Mengenang IGK Manila, Peletak Perubahan di Lembah Manglayang
Oleh. Muhadam Labolo
Dipenghujung 1995, Mayjend I Gusti Kompyang (IGK) Manila menjadi Ketua STPDN. Ia menggantikan Mayjend Sartono Hadisumarto sebagai nakhoda kedua. Untuk posisi ini tak banyak diberitakan. Ia hanya dikenang sebatas politisi, Ketua Wushu, dan manajer sepak bola.
IGK Manila alumni Akmil 1964 dengan pencabangan Corps Polisi Militer (CPM). Lahir di Singaraja Bali sebagai kelas bangsawan. Setidaknya dari namanya. Perawakan dan kumisnya yang tebal sudah cukup buat disegani. Ia pernah jadi Danpom ABRI. Itu pula yang menyelamatkan satu dua praja nakal.

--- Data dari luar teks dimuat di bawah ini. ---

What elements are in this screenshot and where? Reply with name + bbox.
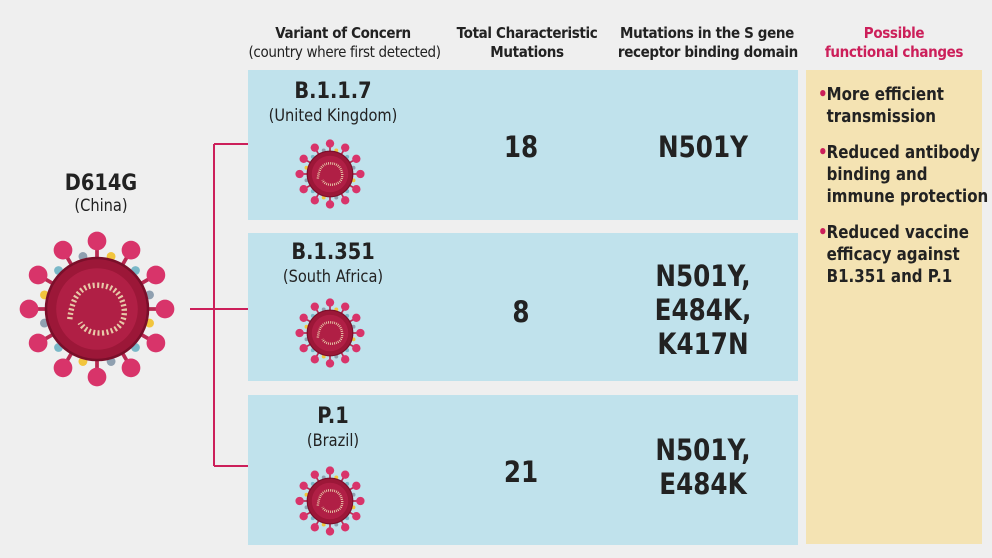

Suatu saat, beberapa praja keluyuran malam dari diskotik. Mereka di razia oleh aparat gabungan. Salah satu praja senior mabuk berat. Mereka ditahan dalam balutan baju preman. Tapi begitu Anggota Danpom tau itu Praja, mereka diam-diam langsung diantar hingga ke pintu Kampus Manglayang.
Mereka bukan takut praja, tapi segan dengan eks komandannya. Praja merasa percaya diri bila pesiar hingga larut malam. Memanfaatkan kharisma IGK Manila demi kepentingan yang kadang tak beralasan. Mungkin pengalaman Ketua STPDN itu membuat Manila diangkat jadi Gubernur Akademi Bela Negara milik Nasdem.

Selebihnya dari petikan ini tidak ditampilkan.